‘Talk to Me’ SXSW review – Scary and tense séance horror film is almost perfect

A creepy trend circulating on social media finally reaches the two protagonists in Talk to Me. Best friends Mia and Jade (Sophie Wilde, Alexandra Jensen) are thick as thieves until they play a game that lets participants see the dead. By taking hold of a charm resembling a hand, Mia, Jade and several friends conjure up random ghosts. Opening the door between life and death is exciting for these teens, yet something goes wrong when said doorway doesn’t exactly close.

Talk to Me repeats the allure and repercussions seen in Joel Schumacher’s Flatliners, although this story examines the afterlife from an outsider’s standpoint. For its first act, Danny and Michael Philippou‘s debut teases perfection. Yes, this is another horror film about a supernatural game with distinct rules — like how a player can’t stay in contact with a ghost for more than 90 seconds — but the directors/writers play with their own guidelines in a way that’s refreshing, not to mention frightening. The tension becomes near unbearable with every mini séance.

Something this film excels in is its presentation of the hereafter. Never too defined or overexplored, the next world seen in Talk to Me is ghastly and horrible to look at. Each time Mia and her friends muster up one of the undead, those watching from the other side of the screen will recoil at the sickly sight of these spirits. Kudos to these brazenly nasty reminders of death.

Where Talk to Me starts to fizzle is in the dragged-out and awkward middle act. There, Mia struggles to set things right after her bad judgment lands a loved one in the hospital. In the same breath, the film addresses what was brought up earlier about Mia’s sad and troubled home life. Synchronizing a character’s past trauma with their current horrors is routine and commonplace these days, but not everyone can pull it off. The Philippous, who have no problem building suspense and pulling off a series of successful jump-scares, still have some room for improvement in this one important regard.

Once Talk to Me does get itself back on track and away from its unfruitful trauma talk, it refuses to ease up. Where this story ends up is mean as hell and difficult to forget. A gloomy conclusion isn’t unheard of in the horror genre, but the writers/directors do more than required when wrapping their film up in the most unkind way.
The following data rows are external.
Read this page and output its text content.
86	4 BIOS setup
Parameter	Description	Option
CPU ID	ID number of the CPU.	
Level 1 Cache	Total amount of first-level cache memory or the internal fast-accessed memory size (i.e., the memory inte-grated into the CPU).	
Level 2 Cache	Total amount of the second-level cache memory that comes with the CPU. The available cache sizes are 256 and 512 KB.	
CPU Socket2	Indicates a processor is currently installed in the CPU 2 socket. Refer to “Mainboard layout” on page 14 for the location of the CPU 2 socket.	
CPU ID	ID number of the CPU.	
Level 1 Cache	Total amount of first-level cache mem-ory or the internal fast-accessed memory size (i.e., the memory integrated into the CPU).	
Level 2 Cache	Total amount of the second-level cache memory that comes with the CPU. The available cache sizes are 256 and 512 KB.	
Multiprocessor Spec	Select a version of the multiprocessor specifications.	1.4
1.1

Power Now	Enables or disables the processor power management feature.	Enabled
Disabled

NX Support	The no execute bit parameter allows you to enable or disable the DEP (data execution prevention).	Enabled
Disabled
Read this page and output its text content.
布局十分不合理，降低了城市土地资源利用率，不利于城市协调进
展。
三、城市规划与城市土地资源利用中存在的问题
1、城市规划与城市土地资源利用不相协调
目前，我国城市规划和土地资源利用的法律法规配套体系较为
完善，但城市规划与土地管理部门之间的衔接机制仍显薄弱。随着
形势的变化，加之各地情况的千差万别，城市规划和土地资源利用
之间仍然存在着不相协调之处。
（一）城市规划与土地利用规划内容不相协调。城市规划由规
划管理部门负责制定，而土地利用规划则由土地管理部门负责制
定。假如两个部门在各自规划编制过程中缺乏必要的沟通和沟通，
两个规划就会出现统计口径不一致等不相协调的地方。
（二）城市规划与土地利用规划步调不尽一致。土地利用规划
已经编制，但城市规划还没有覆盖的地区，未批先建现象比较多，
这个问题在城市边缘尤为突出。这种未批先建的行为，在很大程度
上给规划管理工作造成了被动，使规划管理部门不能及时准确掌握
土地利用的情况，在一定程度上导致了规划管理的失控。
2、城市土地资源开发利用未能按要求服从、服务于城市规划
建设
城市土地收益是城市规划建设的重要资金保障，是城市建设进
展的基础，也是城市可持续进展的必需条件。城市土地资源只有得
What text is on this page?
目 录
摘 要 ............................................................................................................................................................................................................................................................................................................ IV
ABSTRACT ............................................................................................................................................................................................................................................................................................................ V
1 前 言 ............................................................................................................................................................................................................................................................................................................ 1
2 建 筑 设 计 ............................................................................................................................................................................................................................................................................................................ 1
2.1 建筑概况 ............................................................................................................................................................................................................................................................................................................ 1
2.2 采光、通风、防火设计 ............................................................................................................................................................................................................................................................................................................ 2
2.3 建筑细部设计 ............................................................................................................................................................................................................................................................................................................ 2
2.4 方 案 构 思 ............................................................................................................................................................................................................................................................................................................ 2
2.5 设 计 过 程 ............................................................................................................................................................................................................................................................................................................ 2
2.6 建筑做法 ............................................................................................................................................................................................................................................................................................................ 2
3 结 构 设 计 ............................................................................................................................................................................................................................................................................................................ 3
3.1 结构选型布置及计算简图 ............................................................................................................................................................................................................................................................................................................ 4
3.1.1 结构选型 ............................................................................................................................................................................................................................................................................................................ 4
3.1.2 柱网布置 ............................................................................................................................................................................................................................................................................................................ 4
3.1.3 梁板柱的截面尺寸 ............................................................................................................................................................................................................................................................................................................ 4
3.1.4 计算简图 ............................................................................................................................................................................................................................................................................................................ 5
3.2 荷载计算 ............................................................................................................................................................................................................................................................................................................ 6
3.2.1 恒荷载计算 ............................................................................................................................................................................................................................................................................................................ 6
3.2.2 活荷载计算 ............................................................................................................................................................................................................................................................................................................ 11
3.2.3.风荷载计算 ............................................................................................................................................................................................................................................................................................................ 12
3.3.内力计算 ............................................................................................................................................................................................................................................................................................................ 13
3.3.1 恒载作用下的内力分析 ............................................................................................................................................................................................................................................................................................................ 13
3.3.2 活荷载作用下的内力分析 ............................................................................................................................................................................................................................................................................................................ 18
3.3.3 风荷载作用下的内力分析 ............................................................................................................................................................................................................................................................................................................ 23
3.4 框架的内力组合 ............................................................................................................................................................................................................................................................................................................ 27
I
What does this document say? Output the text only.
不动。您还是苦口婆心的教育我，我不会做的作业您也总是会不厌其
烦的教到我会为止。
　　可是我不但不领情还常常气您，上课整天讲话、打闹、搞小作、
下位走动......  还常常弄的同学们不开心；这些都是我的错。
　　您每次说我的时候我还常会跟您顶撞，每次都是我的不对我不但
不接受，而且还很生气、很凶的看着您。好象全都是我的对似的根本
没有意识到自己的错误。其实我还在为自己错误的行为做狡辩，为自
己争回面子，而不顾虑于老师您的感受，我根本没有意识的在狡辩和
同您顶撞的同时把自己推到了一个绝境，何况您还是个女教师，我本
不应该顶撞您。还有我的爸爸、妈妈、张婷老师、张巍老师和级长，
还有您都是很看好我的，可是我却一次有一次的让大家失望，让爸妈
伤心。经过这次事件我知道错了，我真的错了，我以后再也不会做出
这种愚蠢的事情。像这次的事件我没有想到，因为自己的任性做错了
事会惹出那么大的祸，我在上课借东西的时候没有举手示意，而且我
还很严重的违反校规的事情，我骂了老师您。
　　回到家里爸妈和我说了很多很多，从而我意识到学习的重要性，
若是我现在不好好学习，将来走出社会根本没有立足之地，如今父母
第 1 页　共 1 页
This outcome is as brutal as it is biting.

Talk to Me tests the endurance of even the most fearless of horror enthusiasts. This new Australian chiller is indeed centered on a young cast, but the filmmakers’ first feature has no age limit when it comes to scares. The greatest set pieces are the result of stellar performances, macabre visuals and astounding technical work. Not everything works here story-wise, however other better parts ultimately win out. The Philippous have undoubtedly conjured up a horror film that will be talked about for a long time.

Talk to Me had its world premiere at Sundance 2023, then its Texas premiere at SXSW 2023. See the film in theaters on July 28.